Molta gente si può permettere di sospirare davanti a tutto ciò che il salumaio espone sotto le diamantine luci delle lampade al neon; ma Cesare, anche se ne fosse tentato, non può e non vuole sospirare; lui si è sempre spazzolato gli abiti tutte le mattine e non è mai uscito di casa con le scarpe che non fossero lucide. In verità i vestiti glieli ha sempre spazzolati quella povera diavola di sua moglie la quale, non si sa come, ma in mezzo all’arruffio della casa e il traffico dei tre bambini, trova sempre il tempo per fare anche quelle cose.
Cesare lavora in un ufficio del Comune dove capita sempre tanta gente e non può davvero venir meno a un certo decoro: un impiegato, in questo senso, ha dei doveri e quando anche non lo facesse per sé, deve farlo per gli altri.

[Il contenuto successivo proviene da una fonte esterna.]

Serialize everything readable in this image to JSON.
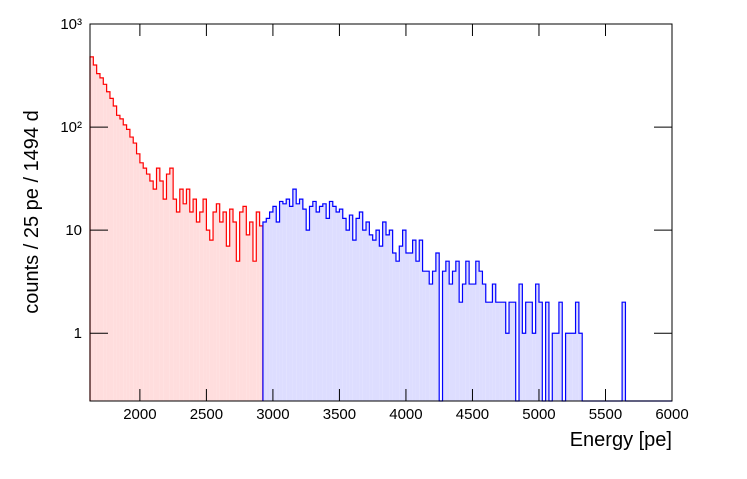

Un impiegato è sempre un impiegato, anche se in questi ultimi anni ha fatto una vita da lupi e ha mangiato erba, sempre erba: c’è da diventar verdi come zucchini a forza di mangiar sempre erbe, ma anche quello sarebbe sconveniente e, malgrado tutto, bisogna saper restare quello che è necessario essere.
"Papà, domani è Natale”, gli ha detto oggi il figlio maggiore.
"Sì, proprio Natale”, ha risposto lui accennando fuori della finestra la neve che cade. "Un vero Natale -ha pensato poi-. Nella vita ci sono una infinità di natali: quelli di quando si è bambini, poi quando si cresce, mariti, padri; proprio tanti natali”. Nel pensar ciò ha finito poi per riflettere tra sé che in fondo tra tutti ce n’è uno che sempre fa capolino, quello con la neve, il caminetto, il tacchino; quello delle cartoline illustrate che rimane sempre il Natale di tutte le età. "È una parola, il tacchino! Ora costa quanto un’automobile”. Oltre al tacchino e le altre cose, c’è anche lo spazzacamino nero e pieno di freddo, coperto di toppe, e con le dita dei piedi fuori delle...
Spazzacamino che tremi dal freddo
nessuno ti guarda e pensa a te,
la gente passa, la neve cade...
"I versi di una volta -continua a pensare Cesare-, quelli sì che dicevano proprio ciò che si sente in certi momenti. Ma gli spazzacamini non ci sono più, non se ne vede mai; meglio così, una cosa di meno a farci stringere il cuore. Una pena in meno, benché, a ripensarci bene, ce ne sono tante mai di nuove. Bah, lasciamo correre... a che pro”.
Poi Cesare s’è accorto ch’è venuto tardi e che col doppio stipendio che ha in tasca deve uscire. "Ce ne vorrebbero dieci di doppi stipendi, ma insomma, meglio che nulla”.
La faccenda dello spazzacamino è rimasta in testa a Cesare, ancora ricorda a certe cartoline illustrate dei suoi tempi. In fondo fa malinconia che tutto sia cambiato così e Cesare è proprio malinconico; forse, se ancora oggi ci fosse qualche spazzacamino da far salire in casa a bere una tazza di brodo caldo verso la fine del pranzo di Natale si sentirebbe meno triste: le sofferenze altrui consolano un poco delle nostre e certo, mai come in questi anni Cesarino s’è accorto che di sofferenze ce n’è da vendere, e che ognuno ora ha le sue e non ha nemmen più il tempo di pensare a quelle degli altri.
"Io però no, non son fatto così, in questo mondo senza più pietà, senza più cuore e col pane misurato dalla tessera, anche se sono pieno di seccature e ho parecchi debiti, mi sento capace di avere ancora della compassione, naturalmente, non sono mica una bestia, specie ora che sembran tutti diventati delle bestie. L’impiego ce l’ho e debbo pensare anche a chi soffre, se lo si vuol fare il bene il modo lo si trova sempre, magari anche solo col pensiero”. In fondo, anche questa volta, Cesare non vuole confessare a se stesso che si fa tanta compassione e pensa a quella che possono fargli gli altri, quelli che staranno peggio di lui. Senza accorgersene però si trova a ripetere ancora mentalmente quella frase che gli viene su tanto spesso: "Chi è più disgraziato di me!”. Quando poi alla fine si rende conto che sta facendosi questa domanda tipica del disperato impotente e solitario, si stringe la vecchia palandrana sulle spalle, fa le sue povere compere nei bei negozi e torna a casa.